From Meta, a Wikimedia project coordination wiki

Interested in applying for a WMF Grant?[edit]

@Jeblad and Cscic: Thanks for your work on this idea during the Inspire Campaign to improve the AbuseFilter. Having read over the proposal, I wanted to ask if you were seeking funding through a Wikimedia Foundation grant: We have Rapid Grants for projects requiring up to USD 2,000 (applications are welcome anytime), and Project Grants for projects requiring more substantial funding (applications for the current round will be due Aug. 2nd). If you are interested, I wanted to offer my support in helping you develop your proposal. A few things you could do to get started include:

  • Gather some feedback on this project from nowiki, given you have some experience doing comparable work in that community
  • Specify what project you are seeking to improve with this proposal
  • Perhaps consider looking at Research:Detox to get an example of a working "bad words" detector, and how it might be improved.

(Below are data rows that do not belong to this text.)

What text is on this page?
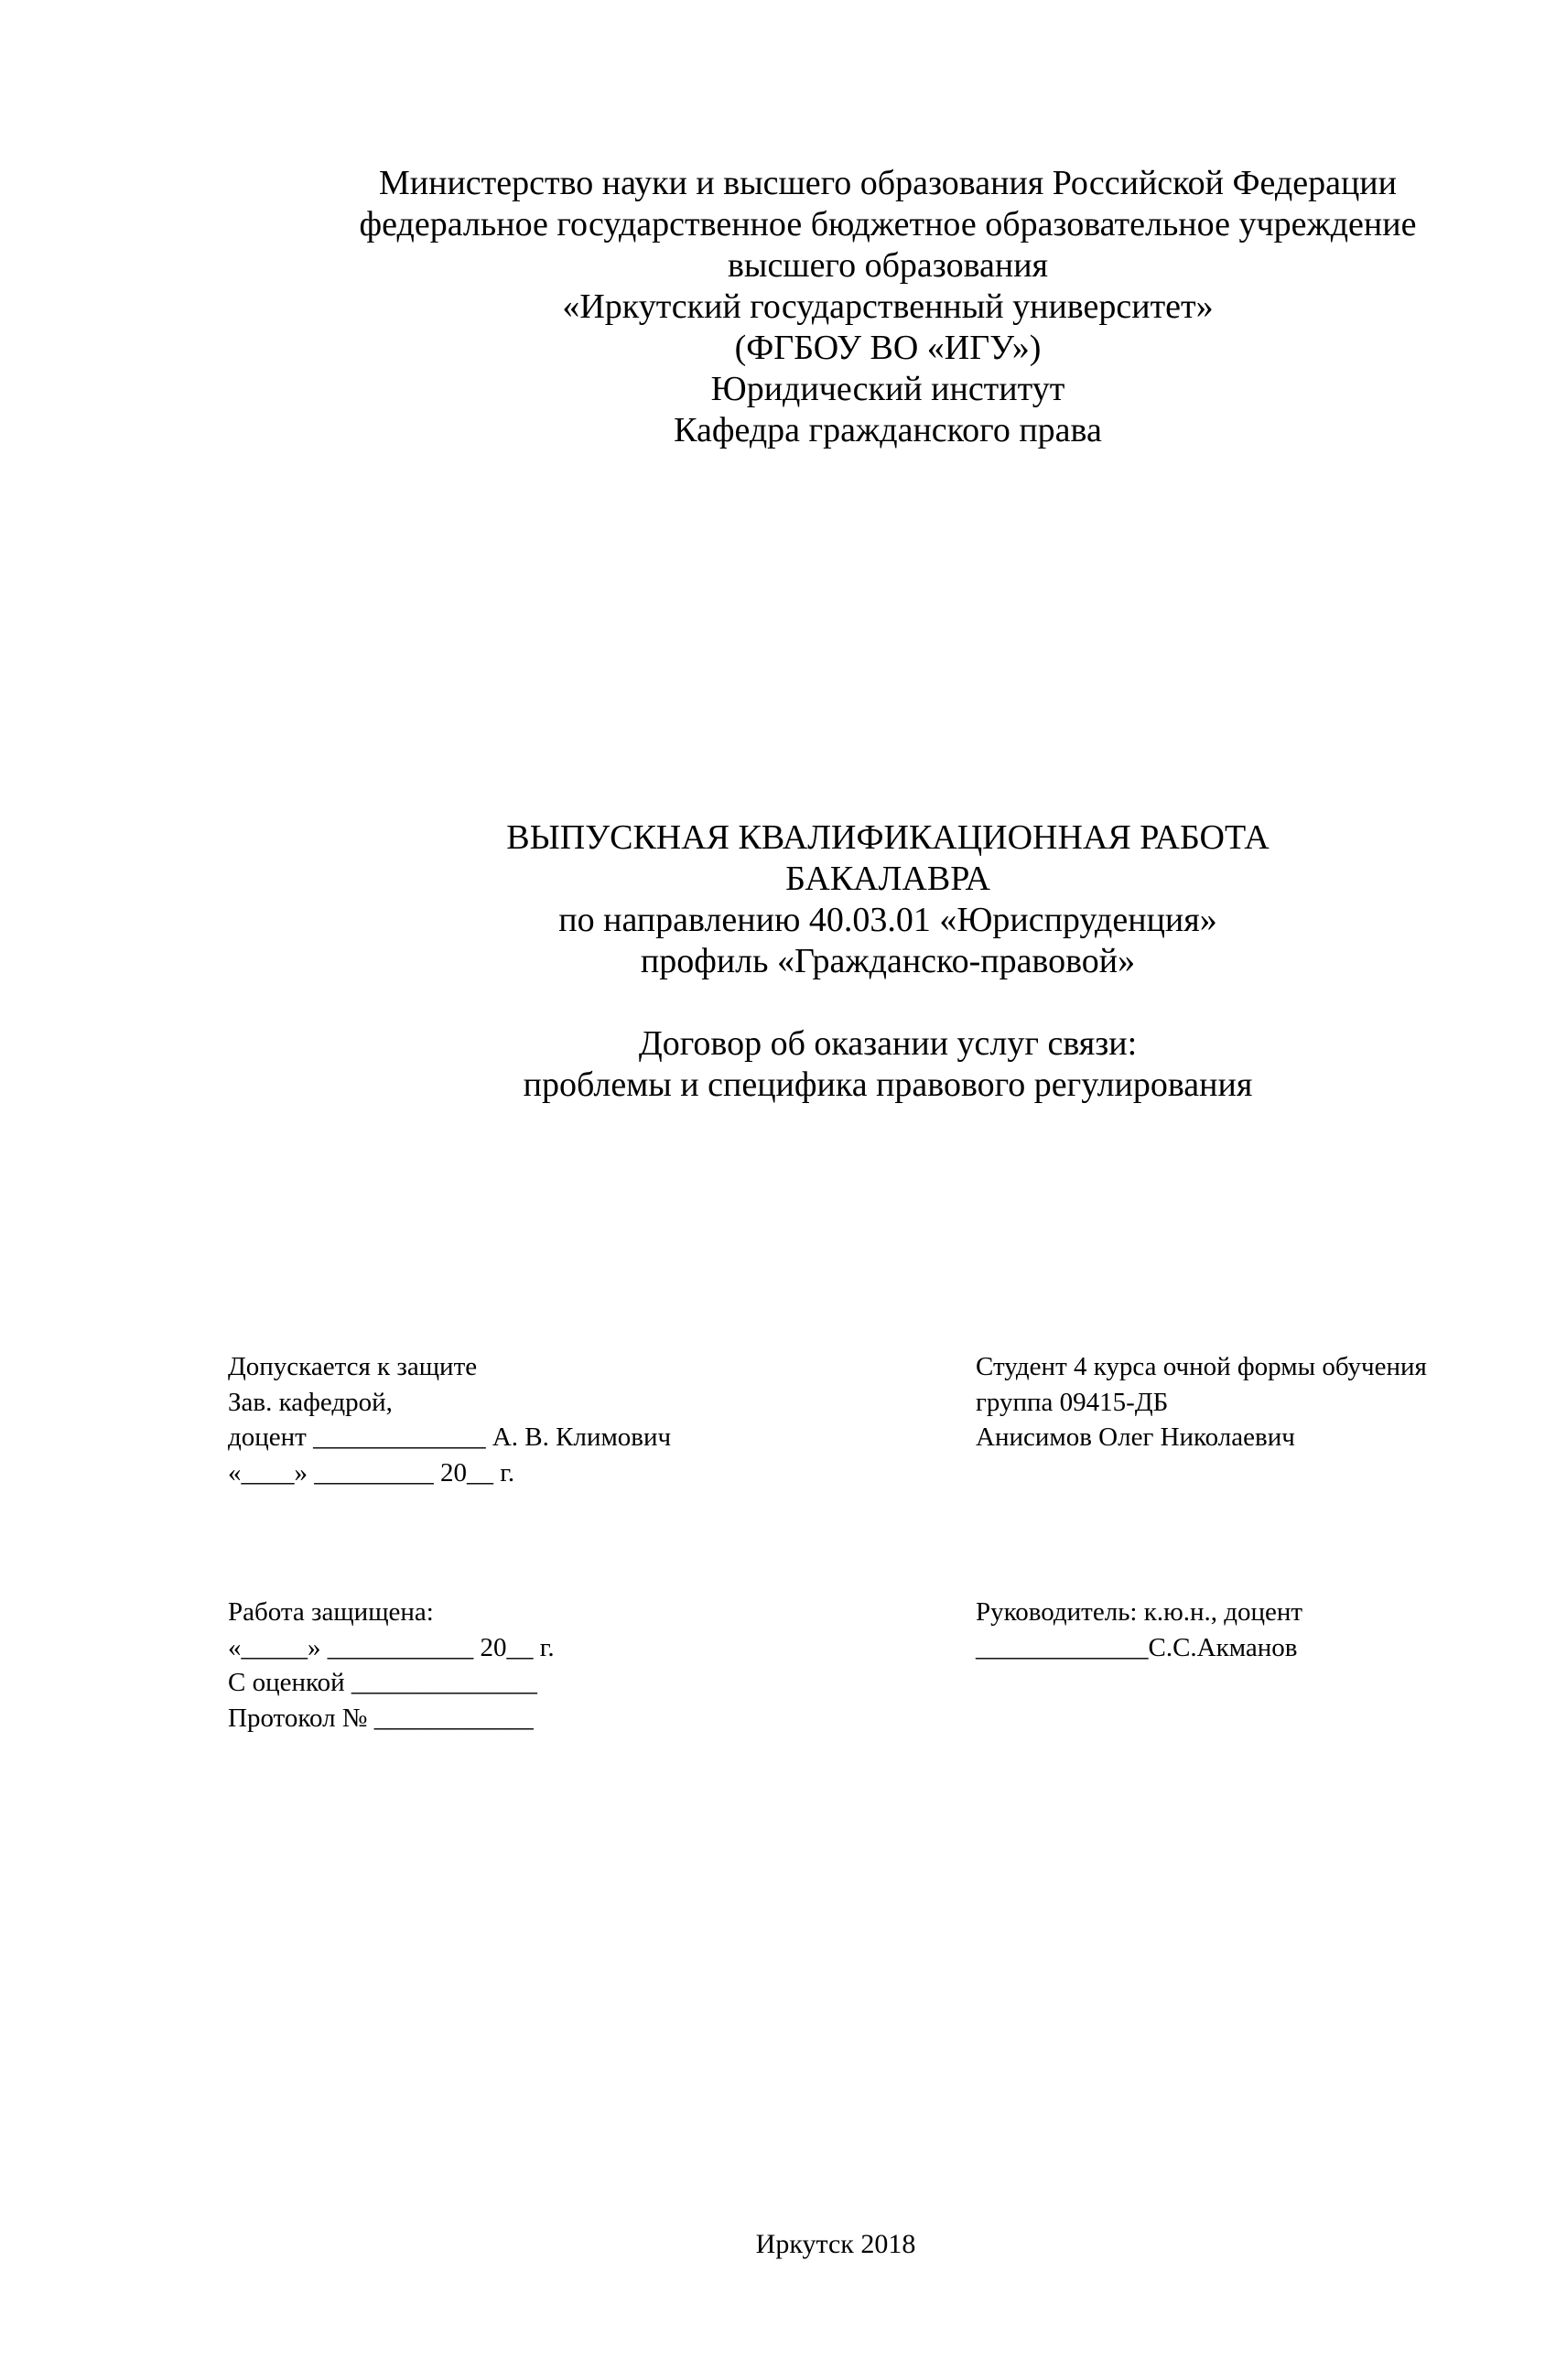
Министерство науки и высшего образования Российской Федерации
федеральное государственное бюджетное образовательное учреждение
высшего образования
«Иркутский государственный университет»
(ФГБОУ ВО «ИГУ»)
Юридический институт
Кафедра гражданского права
ВЫПУСКНАЯ КВАЛИФИКАЦИОННАЯ РАБОТА
БАКАЛАВРА
по направлению 40.03.01 «Юриспруденция»
профиль «Гражданско-правовой»
Договор об оказании услуг связи:
проблемы и специфика правового регулирования
Допускается к защите
Зав. кафедрой,
доцент _____________ А. В. Климович
«____» _________ 20__ г.
Студент 4 курса очной формы обучения
группа 09415-ДБ
Анисимов Олег Николаевич
Работа защищена:
«_____» ___________ 20__ г.
С оценкой ______________
Протокол № ____________
Руководитель: к.ю.н., доцент
_____________С.С.Акманов
Иркутск 2018
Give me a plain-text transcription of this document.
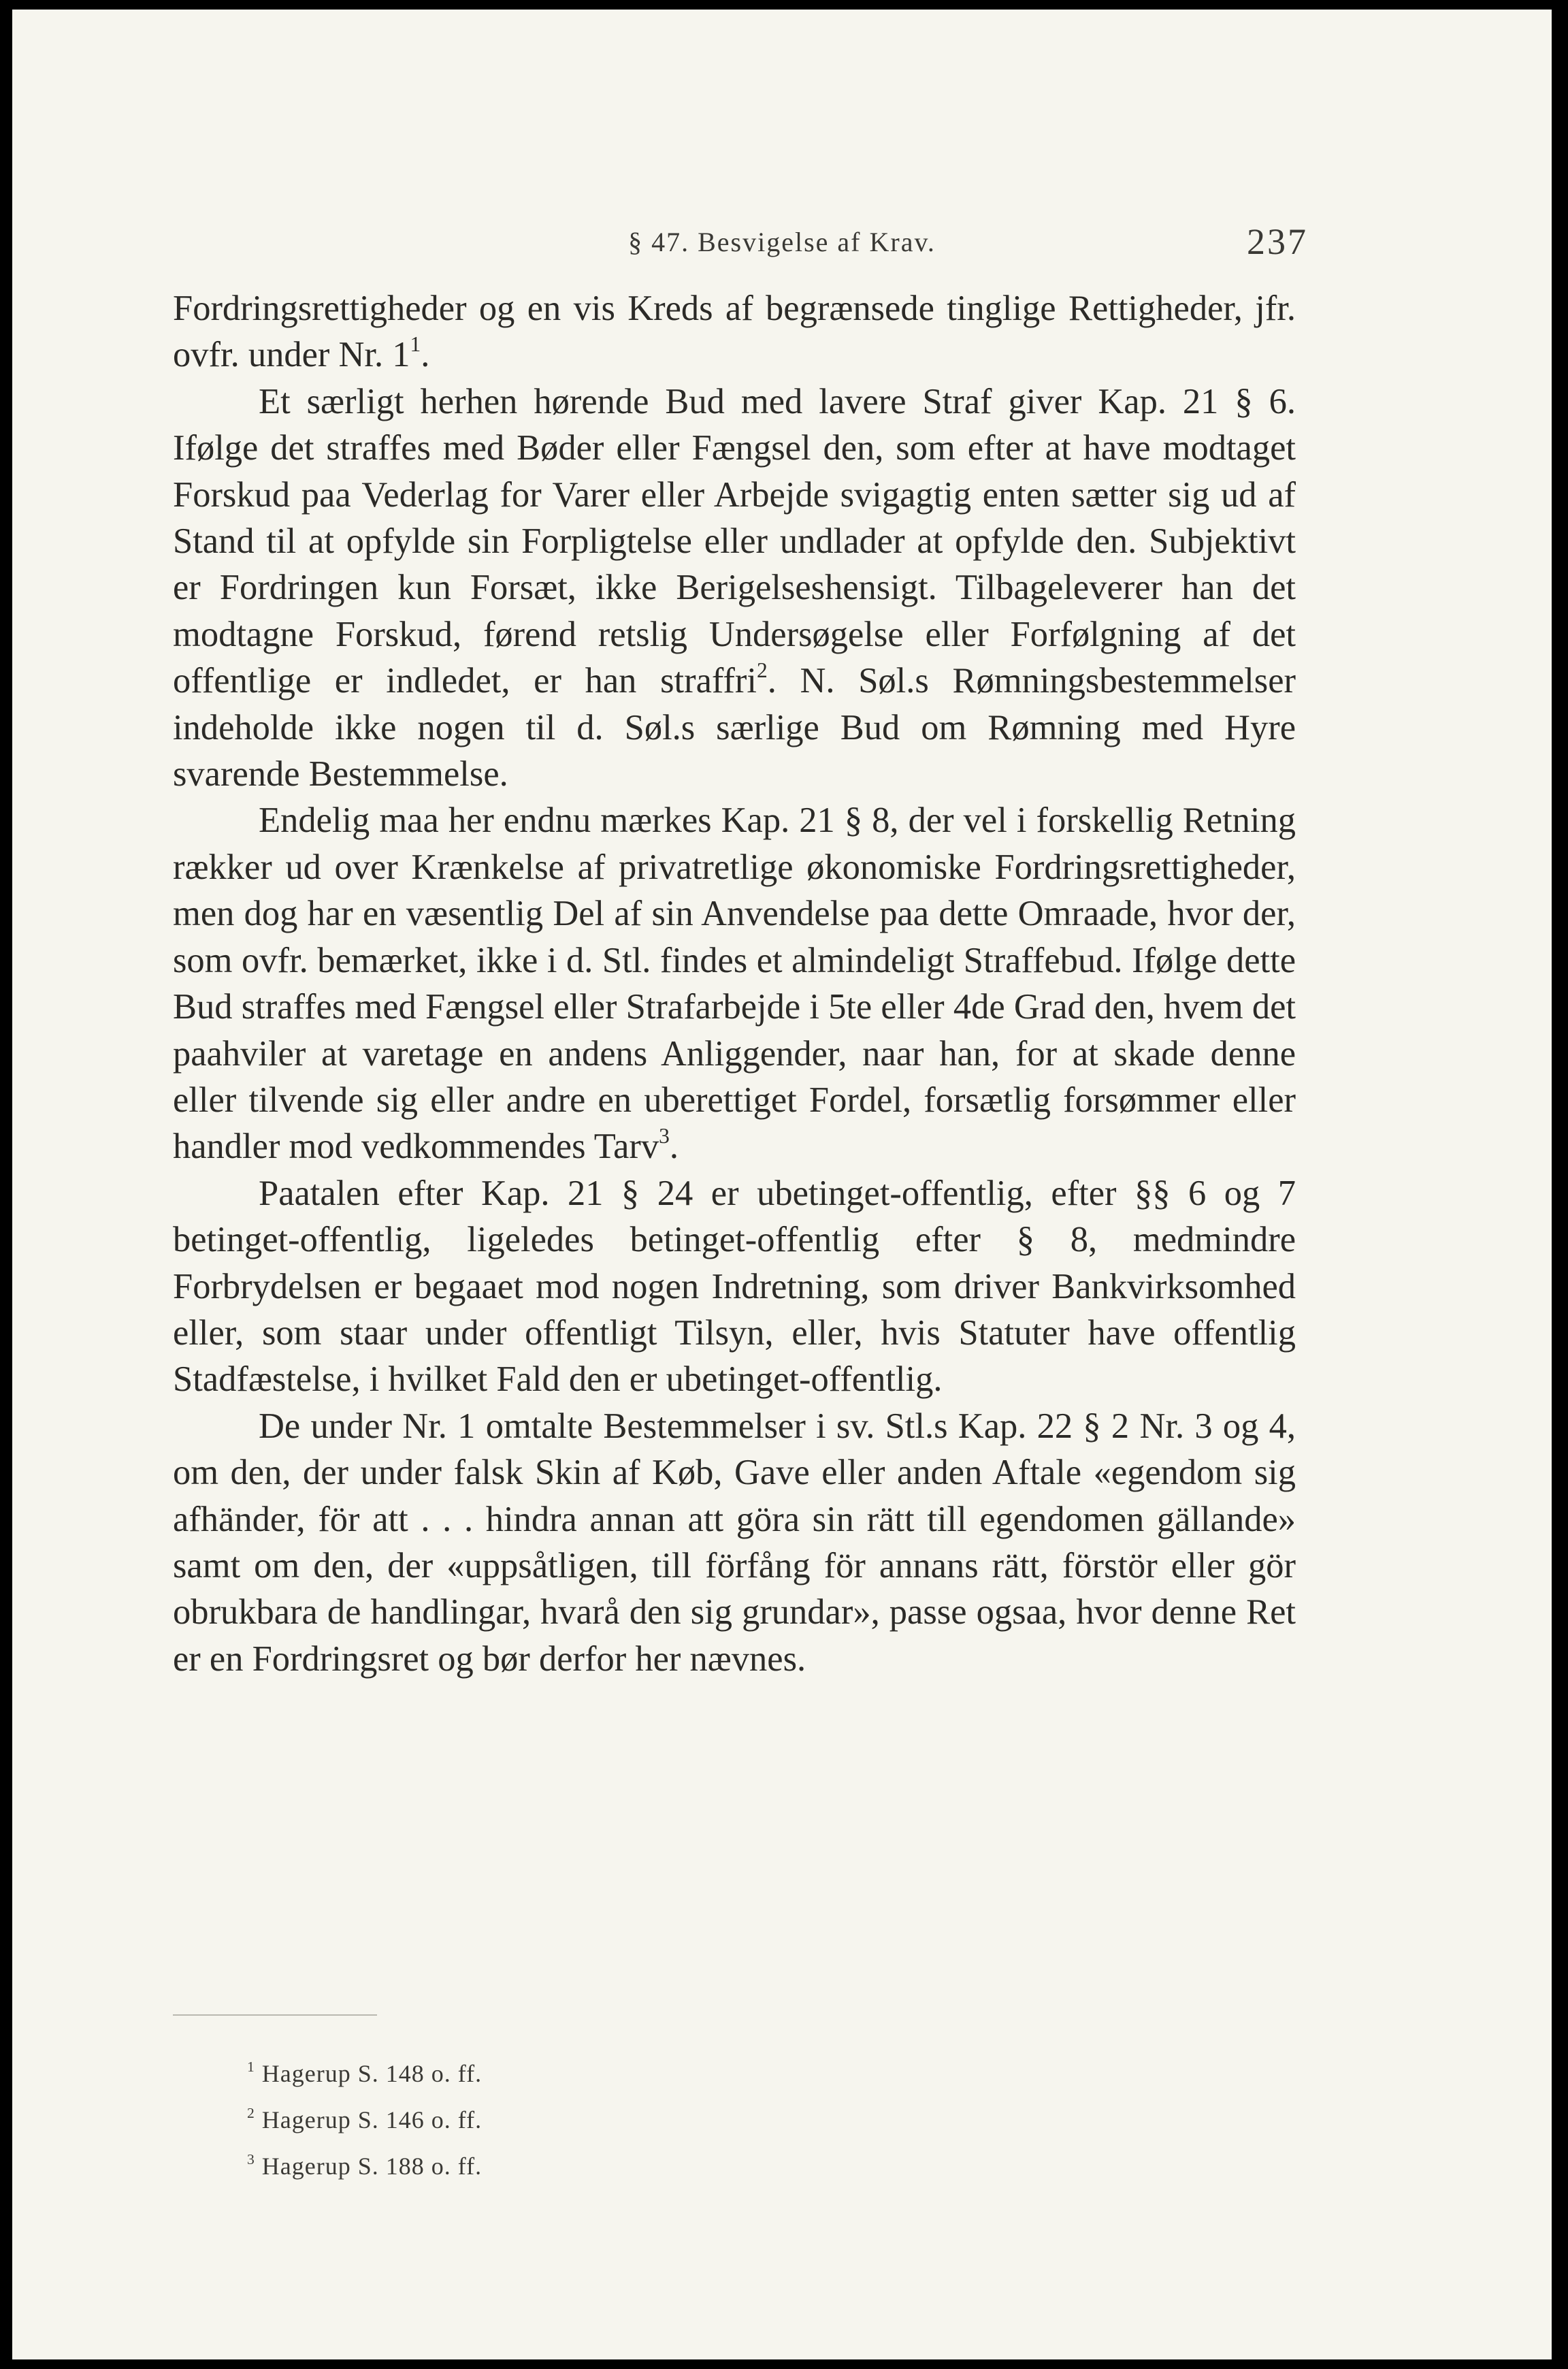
§ 47. Besvigelse af Krav.	237

Fordringsrettigheder og en vis Kreds af begrænsede tinglige Rettigheder, jfr. ovfr. under Nr. $1^1$.

Et særligt herhen hørende Bud med lavere Straf giver Kap. 21 § 6. Ifølge det straffes med Bøder eller Fængsel den, som efter at have modtaget Forskud paa Vederlag for Varer eller Arbejde svigagtig enten sætter sig ud af Stand til at opfylde sin Forpligtelse eller undlader at opfylde den. Subjektivt er Fordringen kun Forsæt, ikke Berigelseshensigt. Tilbageleverer han det modtagne Forskud, førend retslig Undersøgelse eller Forfølgning af det offentlige er indledet, er han straffri$^2$. N. Søl.s Rømningsbestemmelser indeholde ikke nogen til d. Søl.s særlige Bud om Rømning med Hyre svarende Bestemmelse.

Endelig maa her endnu mærkes Kap. 21 § 8, der vel i forskellig Retning rækker ud over Krænkelse af privatretlige økonomiske Fordringsrettigheder, men dog har en væsentlig Del af sin Anvendelse paa dette Omraade, hvor der, som ovfr. bemærket, ikke i d. Stl. findes et almindeligt Straffebud. Ifølge dette Bud straffes med Fængsel eller Strafarbejde i 5te eller 4de Grad den, hvem det paahviler at varetage en andens Anliggender, naar han, for at skade denne eller tilvende sig eller andre en uberettiget Fordel, forsætlig forsømmer eller handler mod vedkommendes Tarv$^3$.

Paatalen efter Kap. 21 § 24 er ubetinget-offentlig, efter §§ 6 og 7 betinget-offentlig, ligeledes betinget-offentlig efter § 8, medmindre Forbrydelsen er begaaet mod nogen Indretning, som driver Bankvirksomhed eller, som staar under offentligt Tilsyn, eller, hvis Statuter have offentlig Stadfæstelse, i hvilket Fald den er ubetinget-offentlig.

De under Nr. 1 omtalte Bestemmelser i sv. Stl.s Kap. 22 § 2 Nr. 3 og 4, om den, der under falsk Skin af Køb, Gave eller anden Aftale «egendom sig afhänder, för att . . . hindra annan att göra sin rätt till egendomen gällande» samt om den, der «uppsåtligen, till förfång för annans rätt, förstör eller gör obrukbara de handlingar, hvarå den sig grundar», passe ogsaa, hvor denne Ret er en Fordringsret og bør derfor her nævnes.

$^1$ Hagerup S. 148 o. ff.
$^2$ Hagerup S. 146 o. ff.
$^3$ Hagerup S. 188 o. ff.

As you work on your proposal, we also have sessions on Google Hangouts on July 20th, 29th, and Aug. 2nd. If you'd like to chat about your proposal at a different time, let me know and we'll try to arrange something individually. Thanks, I JethroBT (WMF) (talk) 20:45, 18 July 2016 (UTC)[reply]

Only skimmed the Research:Detox, and I think my idea is more of a tool that can be used than a research project. My idea was a very simplified approach to identify very specific language constructs, that otherwise are very hard to identify with AbuseFilter. Those language konstrukts works for some languages, but not all.
It would take some time to write a proper description of how this should be done, but it isn't very difficult. Baseline is just a FSM with words (patterns) as the edges. — Jeblad 23:24, 18 July 2016 (UTC)[reply]
Note that the current approach is in Research:Detox an n-gram model, which breaks down for agglutinative and partly for fusional languages. It is possible to compensate with increasing the amount of training material, but that has its limits as we don't have enough vandalism for the smaller projects. It is also those projects that use languages with these properties. — Jeblad 09:35, 21 July 2016 (UTC)[reply]

Grants to improve your project[edit]

Greetings! The Project Grants program is currently accepting proposals for funding. The deadline for draft submissions is tommorrow. If you have ideas for software, offline outreach, research, online community organizing, or other projects that enhance the work of Wikimedia volunteers, start your proposal today! Please encourage others who have great ideas to apply as well. Support is available if you want help turning your idea into a grant request.

The next open call for Project Grants will be in October 2016. You can also consider applying for a Rapid Grant, if your project does not require a large amount of funding, as applications can be submitted anytime. Feel free to ping me if you need help getting your proposal started. Thanks, I JethroBT (WMF) 22:49, 1 August 2016 (UTC)[reply]

Sorry, but I don't think I can do this for now. Perhaps I will reconsider later, but then it will probably be necessary to do some preliminary testing to see if this is feasible. In this specific case I suspect the rules can be much more involved than I hope. It is also an open question how the weight shall be learned, and how this should be done given rules that merge words. — Jeblad 14:10, 4 August 2016 (UTC)[reply]